Conflict & Justice

Syrian deaths reported as Arab League deadline looms (VIDEO)


Anti-Syria protesters gather in Turkey.



Syrian security forces reportedly killed as many as 17 people Friday, as an Arab League deadline loomed for the regime of Bashar al-Assad to end months of bloodshed or face sanctions.

The Arab League has suspended Syria and set a Saturday evening deadline for Damascus to comply with an Arab peace plan — entailing a military pullout from restive areas and an end to the violence that the UN estimates has killed at least 3,500 people since March, according to Reuters.

Activists said the deaths occurred after weekly prayers as, the LA Times reported, thousands of demonstrators reportedly turned out accross Syria chanting anti-government slogans and calling on countries to expel their Syrian ambassadors. 

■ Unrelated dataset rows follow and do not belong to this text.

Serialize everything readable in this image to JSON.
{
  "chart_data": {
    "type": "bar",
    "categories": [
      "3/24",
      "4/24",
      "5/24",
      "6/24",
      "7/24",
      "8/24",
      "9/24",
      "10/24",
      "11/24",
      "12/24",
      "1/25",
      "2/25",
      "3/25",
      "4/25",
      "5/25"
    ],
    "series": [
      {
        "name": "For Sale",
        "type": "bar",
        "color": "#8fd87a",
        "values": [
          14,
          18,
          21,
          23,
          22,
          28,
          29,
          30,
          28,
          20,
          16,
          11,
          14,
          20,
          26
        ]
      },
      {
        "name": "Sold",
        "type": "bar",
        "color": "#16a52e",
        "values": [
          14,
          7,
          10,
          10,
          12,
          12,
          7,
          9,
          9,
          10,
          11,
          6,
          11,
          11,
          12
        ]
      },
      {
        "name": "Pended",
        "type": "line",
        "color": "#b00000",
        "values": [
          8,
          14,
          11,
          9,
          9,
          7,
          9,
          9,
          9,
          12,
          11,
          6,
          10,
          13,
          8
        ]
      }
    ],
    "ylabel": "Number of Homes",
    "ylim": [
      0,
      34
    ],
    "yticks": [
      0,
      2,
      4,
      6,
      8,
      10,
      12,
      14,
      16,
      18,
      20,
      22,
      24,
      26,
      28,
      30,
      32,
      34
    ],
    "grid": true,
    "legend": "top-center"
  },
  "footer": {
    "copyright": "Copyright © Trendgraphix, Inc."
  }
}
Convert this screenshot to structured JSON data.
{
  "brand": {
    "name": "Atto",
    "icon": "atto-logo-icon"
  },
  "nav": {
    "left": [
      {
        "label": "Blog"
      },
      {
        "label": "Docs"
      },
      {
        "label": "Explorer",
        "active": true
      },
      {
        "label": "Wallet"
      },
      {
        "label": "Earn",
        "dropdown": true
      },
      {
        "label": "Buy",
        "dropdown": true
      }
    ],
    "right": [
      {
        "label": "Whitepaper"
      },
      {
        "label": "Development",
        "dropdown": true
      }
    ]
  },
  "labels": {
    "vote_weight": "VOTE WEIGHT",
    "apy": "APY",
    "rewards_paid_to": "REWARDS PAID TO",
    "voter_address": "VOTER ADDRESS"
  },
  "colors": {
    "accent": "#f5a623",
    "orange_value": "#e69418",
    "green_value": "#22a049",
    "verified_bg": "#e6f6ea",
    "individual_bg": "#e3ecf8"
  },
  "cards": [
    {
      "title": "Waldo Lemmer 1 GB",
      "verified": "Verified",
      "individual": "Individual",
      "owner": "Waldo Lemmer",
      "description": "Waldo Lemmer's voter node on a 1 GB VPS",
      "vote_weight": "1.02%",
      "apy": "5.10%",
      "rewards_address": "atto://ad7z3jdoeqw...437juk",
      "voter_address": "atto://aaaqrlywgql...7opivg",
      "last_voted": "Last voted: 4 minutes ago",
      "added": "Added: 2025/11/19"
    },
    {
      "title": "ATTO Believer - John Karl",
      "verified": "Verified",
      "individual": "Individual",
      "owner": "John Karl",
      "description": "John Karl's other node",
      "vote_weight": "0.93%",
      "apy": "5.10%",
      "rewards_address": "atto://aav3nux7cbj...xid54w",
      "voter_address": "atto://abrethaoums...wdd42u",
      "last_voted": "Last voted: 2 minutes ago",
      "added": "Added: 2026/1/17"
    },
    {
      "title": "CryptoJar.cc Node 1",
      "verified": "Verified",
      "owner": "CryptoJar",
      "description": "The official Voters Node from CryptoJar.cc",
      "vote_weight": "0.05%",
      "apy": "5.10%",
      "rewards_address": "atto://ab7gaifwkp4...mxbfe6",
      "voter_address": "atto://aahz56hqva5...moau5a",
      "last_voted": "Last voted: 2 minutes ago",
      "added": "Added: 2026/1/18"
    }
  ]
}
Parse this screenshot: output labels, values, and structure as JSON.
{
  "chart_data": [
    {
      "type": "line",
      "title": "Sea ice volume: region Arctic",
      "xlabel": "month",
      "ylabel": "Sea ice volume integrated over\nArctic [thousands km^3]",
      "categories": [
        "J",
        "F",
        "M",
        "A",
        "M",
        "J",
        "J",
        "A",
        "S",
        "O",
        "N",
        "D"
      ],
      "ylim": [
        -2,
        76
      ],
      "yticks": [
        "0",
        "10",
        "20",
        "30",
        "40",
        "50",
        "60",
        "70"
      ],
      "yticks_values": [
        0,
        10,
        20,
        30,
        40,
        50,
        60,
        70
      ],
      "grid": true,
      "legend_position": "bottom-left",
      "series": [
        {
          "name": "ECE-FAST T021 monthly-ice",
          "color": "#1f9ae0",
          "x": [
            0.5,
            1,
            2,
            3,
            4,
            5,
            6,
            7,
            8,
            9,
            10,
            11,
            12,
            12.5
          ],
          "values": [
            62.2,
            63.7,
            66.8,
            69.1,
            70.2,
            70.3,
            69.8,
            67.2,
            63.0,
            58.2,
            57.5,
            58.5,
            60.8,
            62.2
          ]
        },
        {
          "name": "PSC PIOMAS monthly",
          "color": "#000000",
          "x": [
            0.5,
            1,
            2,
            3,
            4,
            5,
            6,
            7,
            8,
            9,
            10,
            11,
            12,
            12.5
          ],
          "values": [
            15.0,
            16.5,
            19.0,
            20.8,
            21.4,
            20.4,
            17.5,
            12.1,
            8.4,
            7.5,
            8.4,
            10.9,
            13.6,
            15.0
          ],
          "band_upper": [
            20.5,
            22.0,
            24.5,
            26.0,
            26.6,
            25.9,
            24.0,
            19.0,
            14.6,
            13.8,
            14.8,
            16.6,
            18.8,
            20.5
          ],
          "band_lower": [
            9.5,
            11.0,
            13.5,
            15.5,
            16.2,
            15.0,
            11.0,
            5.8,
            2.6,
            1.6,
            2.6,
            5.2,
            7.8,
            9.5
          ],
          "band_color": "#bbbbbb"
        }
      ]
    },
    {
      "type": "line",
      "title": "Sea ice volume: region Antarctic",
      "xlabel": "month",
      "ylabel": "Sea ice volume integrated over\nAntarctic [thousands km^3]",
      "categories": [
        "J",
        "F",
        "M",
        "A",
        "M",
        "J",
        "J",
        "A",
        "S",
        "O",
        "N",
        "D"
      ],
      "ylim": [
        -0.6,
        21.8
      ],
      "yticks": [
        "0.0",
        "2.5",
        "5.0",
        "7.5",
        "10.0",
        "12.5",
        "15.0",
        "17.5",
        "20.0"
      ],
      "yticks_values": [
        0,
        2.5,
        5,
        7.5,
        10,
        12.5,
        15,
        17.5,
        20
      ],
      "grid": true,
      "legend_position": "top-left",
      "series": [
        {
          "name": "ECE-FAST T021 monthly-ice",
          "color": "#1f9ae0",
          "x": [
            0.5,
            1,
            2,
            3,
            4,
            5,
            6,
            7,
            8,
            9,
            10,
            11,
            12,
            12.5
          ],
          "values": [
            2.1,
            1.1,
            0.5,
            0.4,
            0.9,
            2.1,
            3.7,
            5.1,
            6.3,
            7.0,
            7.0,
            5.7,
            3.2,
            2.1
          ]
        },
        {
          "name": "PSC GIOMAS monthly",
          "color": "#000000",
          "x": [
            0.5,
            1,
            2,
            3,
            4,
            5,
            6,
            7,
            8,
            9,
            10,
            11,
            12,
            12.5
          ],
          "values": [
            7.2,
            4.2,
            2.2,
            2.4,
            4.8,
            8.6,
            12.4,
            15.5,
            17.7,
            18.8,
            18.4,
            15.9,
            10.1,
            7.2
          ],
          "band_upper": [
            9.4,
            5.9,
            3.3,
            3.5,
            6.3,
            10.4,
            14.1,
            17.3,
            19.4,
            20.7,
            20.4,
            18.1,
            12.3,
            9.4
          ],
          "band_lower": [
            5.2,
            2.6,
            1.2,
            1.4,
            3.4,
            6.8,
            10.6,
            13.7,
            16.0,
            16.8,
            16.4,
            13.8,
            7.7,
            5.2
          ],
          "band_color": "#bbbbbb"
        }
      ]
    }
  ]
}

Meanwhile, Damascus was reportedly seeking changes to the terms of an agreement by which it would allow an observer mission into Syria — part of an Arab League peace initiative. 

According to the LA Times:

Syria insists it has begun implementing the plan in good faith, releasing more than 1,500 prisoners and offering an amnesty for gunmen with "no blood on their hands." 

And the BBC was quoting a source as saying that Syria had conditionally accepted an observer mission and while a few adjustments were being worked out, "they were not designed to hinder the mission."

Secretary General of the Arab League, Nabil al-Arabi, reportedly said that he had received a letter from Syrian Foreign Minister Walid al-Moallem that included amendments to the draft protocol.

As the diplomacy continued, pictures emerged showing thousands of protesters on the streets of Syria — reportedly both pro- and anti-government. 

An opposition coalition told the LA TImes that among the 17 people reportedly killed Friday were "three children, killed in shelling in the southern city of Dara, where the protest movement began in mid-March."

Secretary of State Hillary Clinton, meantime, said Friday that while Syria could slide into civil war,  there's "no appetite" for the kind of US or UN military intervention in Syria like what took place in Libya.

"I think there could be a civil war with a very determined and well-armed and eventually well-financed opposition that is, if not directed by, certainly influenced by defectors from the army," Clinton told NBC news in an interview in Indonesia, where she was attending a regional summit.